Outro estudo evidencia quão as emoções que o sujeito experiencia no momento da aprendizagem influencia a sua motivação e a ansiedade matemática sentida por este (Brown et al., 2020). Enquanto sentimentos de curiosidade, interesse e alegria levam a uma maior motivação para a aprendizagem, sentimentos de receio de fracassar e desespero levam a que o sujeito sinta mais ansiedade.
Contudo, a motivação não é algo que surge espontaneamente, sendo influenciada pelas experiências do sujeito e pelo contexto em que se encontra (Trigueros et al., 2020).

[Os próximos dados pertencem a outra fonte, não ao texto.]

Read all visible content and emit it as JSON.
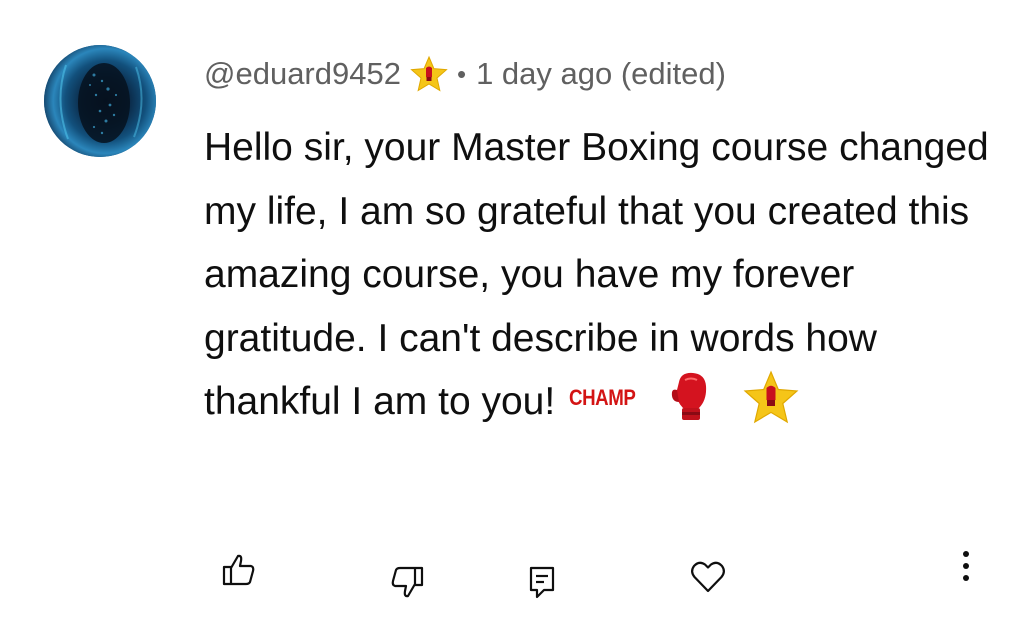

Então, estudantes que sentem ansiedade matemática podem evitar situações semelhantes no futuro (Pizzie e Kraemer, 2017; Pizzie, Raman, et al., 2020), ou ultrapassar esta esforçando-se mais na tarefa (Brown et al., 2020) dependendo das suas características pessoais.
Um vasto corpo de literatura evidencia diversos fatores de ordem social e ambiental que podem influenciar o desenvolvimento da ansiedade matemática. Estes fatores, expostos seguidamente, estão presentes tanto no contexto de sala de aula, como fora dela (Foley et al., 2017; Ramirez et al., 2018).
Fatores do contexto escolar. Diversos fatores como uma relação hostil entre alunos/professor, inadequação do professor e das estratégias de ensino a que recorre e pressão por parte dos colegas de turma, estão relacionados com o surgimento da ansiedade matemática (Demirtaş e Uygun, 2020; Schaeffer et al., 2020; Suárez-Pellicioni et al., 2016).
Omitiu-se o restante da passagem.